2006 – Second Trimester – the Flute-cards: communication, games and sharing
We were in 2006. Summer was coming and we needed a promotion that made the Friends of the Mill Milk, Ciock and Al even more known. An already successful idea was thus reprised and a new collection of Cards was created: the Flute-cards.
These were cards made of cardboard with rounded corners, which feature the three Friends of the Mill on the front. Depending on the main character, the colours they belong to were shown in turn: red for Ciock, the sportsman, green for Al, the nature lover, blue for Milk, the inventor. On the back there were a series of specially designed games, riddles and tests in line with the characteristics of the Friends of the Mill.
But they were not cards like the others: these were a patented product, created exclusively for this campaign – they featured applied tattoos, all different from each other, with an innovative removable glue system.
A complete promotional product: communication of the characters (with card numbering to entice you to collect all thirty of them), games (therefore intended to circulate among friends) and an entire page of tattoos to keep having fun.
Produced in more than five million copies, these cards made sure that the tattoos of Milk, Ciock and Al circulated on all the beaches of Italy and not only thanks to children, but also to many mothers …
The operation was completed by a series of games on the trays with the Friends of the Mill as protagonists. The Game Trays were modular, so that it was possible to switch – if in possession of several boards – from one game to another.
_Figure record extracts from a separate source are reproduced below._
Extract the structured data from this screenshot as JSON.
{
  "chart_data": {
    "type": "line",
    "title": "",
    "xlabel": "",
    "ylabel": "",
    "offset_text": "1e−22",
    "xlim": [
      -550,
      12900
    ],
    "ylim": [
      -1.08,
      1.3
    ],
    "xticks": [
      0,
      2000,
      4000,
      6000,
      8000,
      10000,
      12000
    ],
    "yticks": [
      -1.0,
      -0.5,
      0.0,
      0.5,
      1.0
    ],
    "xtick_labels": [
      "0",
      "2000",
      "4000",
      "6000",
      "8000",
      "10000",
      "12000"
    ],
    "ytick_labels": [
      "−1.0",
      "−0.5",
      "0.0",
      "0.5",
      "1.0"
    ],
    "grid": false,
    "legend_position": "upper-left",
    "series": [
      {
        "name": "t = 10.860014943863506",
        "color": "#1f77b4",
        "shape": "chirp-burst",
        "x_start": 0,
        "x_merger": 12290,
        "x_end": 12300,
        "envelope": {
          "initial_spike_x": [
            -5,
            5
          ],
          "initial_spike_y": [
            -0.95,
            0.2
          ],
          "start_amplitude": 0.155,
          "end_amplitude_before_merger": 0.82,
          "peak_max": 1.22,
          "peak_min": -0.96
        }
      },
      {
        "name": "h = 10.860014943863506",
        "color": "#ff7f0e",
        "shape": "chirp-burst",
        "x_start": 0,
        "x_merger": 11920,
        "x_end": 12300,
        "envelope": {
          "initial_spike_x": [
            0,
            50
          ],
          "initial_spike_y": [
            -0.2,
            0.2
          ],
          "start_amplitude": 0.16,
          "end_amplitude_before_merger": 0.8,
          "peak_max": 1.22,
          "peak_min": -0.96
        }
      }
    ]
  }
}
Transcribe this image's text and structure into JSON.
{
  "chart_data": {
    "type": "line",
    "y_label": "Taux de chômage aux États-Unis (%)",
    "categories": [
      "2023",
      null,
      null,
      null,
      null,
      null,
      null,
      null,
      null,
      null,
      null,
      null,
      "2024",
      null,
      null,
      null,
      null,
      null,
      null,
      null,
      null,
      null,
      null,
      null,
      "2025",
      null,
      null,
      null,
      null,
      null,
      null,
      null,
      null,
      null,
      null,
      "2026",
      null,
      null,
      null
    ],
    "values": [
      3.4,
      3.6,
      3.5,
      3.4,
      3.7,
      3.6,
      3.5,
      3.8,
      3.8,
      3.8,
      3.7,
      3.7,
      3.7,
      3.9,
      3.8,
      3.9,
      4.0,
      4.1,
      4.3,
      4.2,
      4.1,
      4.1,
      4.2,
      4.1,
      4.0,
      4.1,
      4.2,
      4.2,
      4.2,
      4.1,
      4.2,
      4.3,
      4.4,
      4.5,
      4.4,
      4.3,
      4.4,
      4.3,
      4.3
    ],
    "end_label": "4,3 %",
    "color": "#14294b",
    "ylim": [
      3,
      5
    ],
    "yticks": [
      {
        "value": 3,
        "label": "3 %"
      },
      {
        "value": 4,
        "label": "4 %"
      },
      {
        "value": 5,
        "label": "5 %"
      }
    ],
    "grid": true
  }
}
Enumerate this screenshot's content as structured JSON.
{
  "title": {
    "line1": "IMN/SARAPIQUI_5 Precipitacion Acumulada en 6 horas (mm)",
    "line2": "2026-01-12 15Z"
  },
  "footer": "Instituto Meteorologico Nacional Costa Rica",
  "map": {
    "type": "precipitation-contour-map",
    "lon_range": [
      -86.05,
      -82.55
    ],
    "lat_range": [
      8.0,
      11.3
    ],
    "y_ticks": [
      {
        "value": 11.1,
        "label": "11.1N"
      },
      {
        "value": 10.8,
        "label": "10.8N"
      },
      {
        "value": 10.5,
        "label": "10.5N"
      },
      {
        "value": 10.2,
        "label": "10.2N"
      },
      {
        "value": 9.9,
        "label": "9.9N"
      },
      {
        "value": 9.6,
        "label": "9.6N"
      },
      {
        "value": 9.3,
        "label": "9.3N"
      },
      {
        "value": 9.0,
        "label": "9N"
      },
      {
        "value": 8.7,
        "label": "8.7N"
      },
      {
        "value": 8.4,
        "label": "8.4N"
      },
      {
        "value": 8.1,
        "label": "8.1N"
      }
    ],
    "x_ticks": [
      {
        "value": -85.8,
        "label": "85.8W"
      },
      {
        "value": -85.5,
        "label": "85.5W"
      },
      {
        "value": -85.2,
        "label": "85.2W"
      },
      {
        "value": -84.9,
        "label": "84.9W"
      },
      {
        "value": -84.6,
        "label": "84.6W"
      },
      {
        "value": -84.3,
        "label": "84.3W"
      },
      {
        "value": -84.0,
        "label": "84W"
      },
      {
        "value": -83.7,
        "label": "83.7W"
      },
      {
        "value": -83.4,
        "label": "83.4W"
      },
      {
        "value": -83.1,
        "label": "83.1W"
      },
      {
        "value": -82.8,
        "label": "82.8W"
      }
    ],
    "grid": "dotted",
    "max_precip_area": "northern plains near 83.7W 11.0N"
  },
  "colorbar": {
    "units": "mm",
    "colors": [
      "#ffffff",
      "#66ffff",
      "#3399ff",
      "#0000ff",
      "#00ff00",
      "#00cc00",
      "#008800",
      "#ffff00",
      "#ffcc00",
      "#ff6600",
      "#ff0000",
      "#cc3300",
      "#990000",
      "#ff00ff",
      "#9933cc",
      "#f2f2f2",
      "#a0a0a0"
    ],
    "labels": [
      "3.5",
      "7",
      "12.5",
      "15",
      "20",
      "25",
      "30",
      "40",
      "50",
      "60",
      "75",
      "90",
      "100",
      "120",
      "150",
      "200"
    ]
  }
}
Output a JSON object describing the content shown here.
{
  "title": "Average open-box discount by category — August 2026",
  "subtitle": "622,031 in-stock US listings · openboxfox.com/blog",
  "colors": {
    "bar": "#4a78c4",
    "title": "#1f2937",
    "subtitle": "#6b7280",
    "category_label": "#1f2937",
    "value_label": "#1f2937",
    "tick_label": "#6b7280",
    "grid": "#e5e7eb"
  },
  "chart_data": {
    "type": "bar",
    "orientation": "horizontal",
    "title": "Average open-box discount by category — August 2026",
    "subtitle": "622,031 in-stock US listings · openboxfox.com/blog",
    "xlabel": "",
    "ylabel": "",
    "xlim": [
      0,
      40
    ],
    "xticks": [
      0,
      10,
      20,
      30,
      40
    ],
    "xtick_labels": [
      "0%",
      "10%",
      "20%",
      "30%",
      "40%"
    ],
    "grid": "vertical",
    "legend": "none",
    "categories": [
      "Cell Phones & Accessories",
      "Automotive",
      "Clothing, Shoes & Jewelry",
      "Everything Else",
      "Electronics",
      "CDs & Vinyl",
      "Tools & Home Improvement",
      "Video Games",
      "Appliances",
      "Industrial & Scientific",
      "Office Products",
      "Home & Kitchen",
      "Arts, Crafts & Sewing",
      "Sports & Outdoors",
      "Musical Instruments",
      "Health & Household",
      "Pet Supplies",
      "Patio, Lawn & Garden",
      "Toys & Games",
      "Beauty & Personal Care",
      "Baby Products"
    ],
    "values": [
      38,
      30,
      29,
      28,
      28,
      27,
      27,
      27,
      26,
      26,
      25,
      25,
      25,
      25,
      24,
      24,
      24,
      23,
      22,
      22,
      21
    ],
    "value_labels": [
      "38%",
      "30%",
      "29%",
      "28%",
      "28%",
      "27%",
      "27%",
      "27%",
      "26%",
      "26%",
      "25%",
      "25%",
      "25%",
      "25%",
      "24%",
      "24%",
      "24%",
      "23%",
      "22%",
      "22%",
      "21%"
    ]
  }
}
2006 – Third Trimester the Create-and-Color of the Friends of the Mill
At the end of the summer (and of tattoos), here came, as a Back to School operation, a promotion characterized by a particular features: tray and surprise were inserted in the packs of Flutes were to be complementary parts. We called this: The Create-and-Colour of the Friends of the Mill.
We then studied and designed a series of objects to build, six in total. Part of the gadget, pencils, colors, plastic parts, was included in the package with the assembly instructions (in a box), while the cardboard part that would make the object functional had to be cut from the tray.
Thus the Big Pencil, the Palette, the Ruler compass, the Notepad with rings and different stencils for each of the three characters were created.
Each object in this series was a true work of engineering. The functionality of the object depended on the precision of the realization and therefore every detail had to be perfect.
The Big Pencil was designed with a “body” of printed cardboard that had to wrap the pencil and the triangular plastic support; the cardboard palette-protractor was completed by pads of watercolour colours (referring to one of the three characters); the notepads with plastic rings were enriched by a rigid plastic stencil with the subject of Milk, Ciock and Al. From the trays, useful school cards were obtained, such as multiplication tables, geometric and colour composition tables.
And to complete the series, there was a compass-ruler. And since there was space on one side of the tray left over, I also put a bookmark on it.
The nice thing was that these objects really worked and the children, helped by an adult, could build them step by step, having a lot of fun (many dads wrote complimenting the initiative).
The in-store operation offered a shoulder bag, a play mat and a slate. The play mat had a spinning die that indicated how many steps and on what colour to move. It was a very nice game. I had a lot of fun complicating the rules of the game … but the children (and not just the children) had a lot of fun challenging their friends. The blackboard (this gadget was patented as well) had the central part printed with a special black ink that allowed you to write and erase with the white chalk – supplied – just like on the school blackboard. Complete with double-sided tape, it could be glued to any surface.